La grande inquiétude des juges d’instance
Le projet de réforme qui sera discuté cet automne réduit le périmètre des tribunaux d’instance, chargés des litiges du quotidien, à la portion congrue.
Par Laurence Neuer
La justice se refait une beauté et elle en a grand besoin. Mais parmi les 693 pages du texte de réforme, qui sera discuté à l’automne, beaucoup font grincer des dents. En cause, notamment, le traitement dématérialisé, c’est-à-dire sans audience, des litiges inférieurs à 4 000 euros (restitution d’un dépôt de garantie, conflit de voisinage…). Ce type de mesure affecte directement l’avenir du tribunal d’instance, héritier du juge de paix, dépositaire des incidents et chamailleries du quotidien : crédits impayés, expulsions locatives, surendettement… Ce tribunal peu médiatique, mais qu’Emmanuel Carrière avait si justement parlé dans D’autres vies que la mienne en 2009.
C’est aussi à ce tribunal, qui manie aussi bien le droit que l’équité, devant lequel on vient plaider sa cause sans avocat, que le projet entend ôter le contentieux des injonctions de payer (dont la majeure partie concerne des crédits à la consommation), pour le confier à un « tribunal de grande instance à compétence nationale », ainsi que les dossiers dits « complexes » (baux ruraux, élections professionnelles, saisie des rémunérations), qui reviendraient au tribunal de grande instance (TGI).
Nombre d’avocats et de magistrats redoutent ainsi une « déshumanisation » de la justice dont pâtiront les personnes les plus vulnérables et isolées. « Pour plus de 30 % des habitants de l’Hérault résidant majoritairement en milieu rural ou se trouvant en situation précaire, la justice ne sera plus présente, car le contentieux spécialisésera transféré au TGI de Montpellier et le contentieux du quotidien sera traité par voie dématérialisée », dénonce le Conseil national des barreaux dans un communiqué.
Les tribunaux d’instance, dont la ministre de la Justice Nicole Belloubet a assuré qu’ils seraient maintenus, sont-ils des coquilles vides en puissance ? Que deviendra cette juridiction qui traite l’ensemble des litiges civils inférieurs à 10 000 euros, le contentieux des baux d’habitation et celui des crédits à la consommation sans limite de montant ?
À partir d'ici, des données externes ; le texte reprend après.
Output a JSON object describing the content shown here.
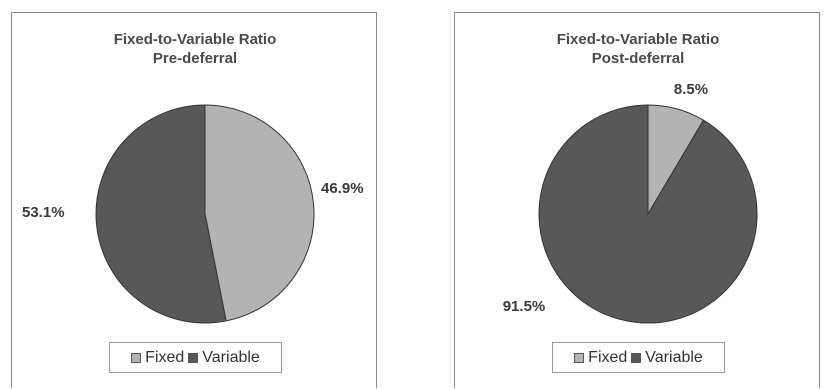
{
  "colors": {
    "fixed": "#b3b3b3",
    "variable": "#585858",
    "stroke": "#333333"
  },
  "chart_data": [
    {
      "type": "pie",
      "title": [
        "Fixed-to-Variable Ratio",
        "Pre-deferral"
      ],
      "categories": [
        "Fixed",
        "Variable"
      ],
      "values": [
        46.9,
        53.1
      ],
      "labels": [
        "46.9%",
        "53.1%"
      ],
      "legend": [
        "Fixed",
        "Variable"
      ],
      "legend_position": "bottom"
    },
    {
      "type": "pie",
      "title": [
        "Fixed-to-Variable Ratio",
        "Post-deferral"
      ],
      "categories": [
        "Fixed",
        "Variable"
      ],
      "values": [
        8.5,
        91.5
      ],
      "labels": [
        "8.5%",
        "91.5%"
      ],
      "legend": [
        "Fixed",
        "Variable"
      ],
      "legend_position": "bottom"
    }
  ]
}
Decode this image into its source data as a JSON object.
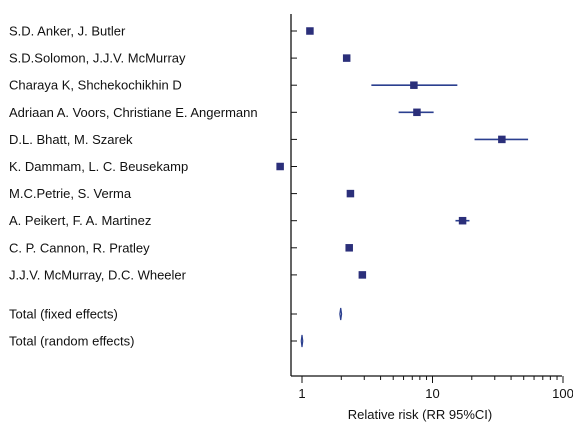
{
  "chart_data": {
    "type": "forest",
    "xlabel": "Relative risk (RR 95%CI)",
    "x_scale": "log",
    "xlim": [
      0.7,
      100
    ],
    "x_ticks": [
      1,
      10,
      100
    ],
    "x_tick_labels": [
      "1",
      "10",
      "100"
    ],
    "grid": false,
    "marker_color": "#2b2f7a",
    "line_color": "#2b3f8f",
    "studies": [
      {
        "label": "S.D. Anker, J. Butler",
        "estimate": 1.15,
        "lower": null,
        "upper": null
      },
      {
        "label": "S.D.Solomon, J.J.V. McMurray",
        "estimate": 2.2,
        "lower": null,
        "upper": null
      },
      {
        "label": "Charaya K, Shchekochikhin D",
        "estimate": 7.2,
        "lower": 3.4,
        "upper": 15.5
      },
      {
        "label": "Adriaan A. Voors, Christiane E. Angermann",
        "estimate": 7.6,
        "lower": 5.5,
        "upper": 10.2
      },
      {
        "label": "D.L. Bhatt, M. Szarek",
        "estimate": 34,
        "lower": 21,
        "upper": 54
      },
      {
        "label": "K. Dammam, L. C. Beusekamp",
        "estimate": 0.68,
        "lower": null,
        "upper": null
      },
      {
        "label": "M.C.Petrie, S. Verma",
        "estimate": 2.35,
        "lower": null,
        "upper": null
      },
      {
        "label": "A. Peikert, F. A. Martinez",
        "estimate": 17,
        "lower": 15,
        "upper": 19.2
      },
      {
        "label": "C. P. Cannon, R. Pratley",
        "estimate": 2.3,
        "lower": null,
        "upper": null
      },
      {
        "label": "J.J.V. McMurray, D.C. Wheeler",
        "estimate": 2.9,
        "lower": null,
        "upper": null
      }
    ],
    "totals": [
      {
        "label": "Total (fixed effects)",
        "estimate": 1.98,
        "lower": 1.95,
        "upper": 2.01
      },
      {
        "label": "Total (random effects)",
        "estimate": 1.0,
        "lower": 0.99,
        "upper": 1.01
      }
    ]
  }
}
Christophe Bouvot, juge d’instance à Nogent-sur-Marne, répond aux questions du Point.
Le Point : Le projet de loi envisage de simplifier la saisine des juridictions en matière civile par la création d’un acte de saisine numérique unifié. La justice sera-t-elle plus « accessible » ?
Christophe Bouvot : À l’heure actuelle, les justiciables disposent de plusieurs moyens de saisir la justice d’instance et notamment en se présentant directement à l’accueil du tribunal. Ils y viennent avec leur problème, sans pour autant se soucier de la qualification juridique. Leur préoccupation, c’est d’être sûr de se faire bien comprendre du juge. Ils s’appuient donc sur le personnel à l’accueil du tribunal, qui sait les orienter et probablement les rassurer sur l’intérêt qui sera porté à leur démarche.
Le projet de loi envisage de modifier cette saisine en instituant une saisine unique et dématérialisée. Le recours au numérique pour la saisine du tribunal est évidemment une bonne chose, mais concrètement : comment font les justiciables âgés ? Comment font les justiciables analphabètes ? Comment font les justiciables dont la préoccupation est de remplir le frigo avant d’acheter un ordinateur ?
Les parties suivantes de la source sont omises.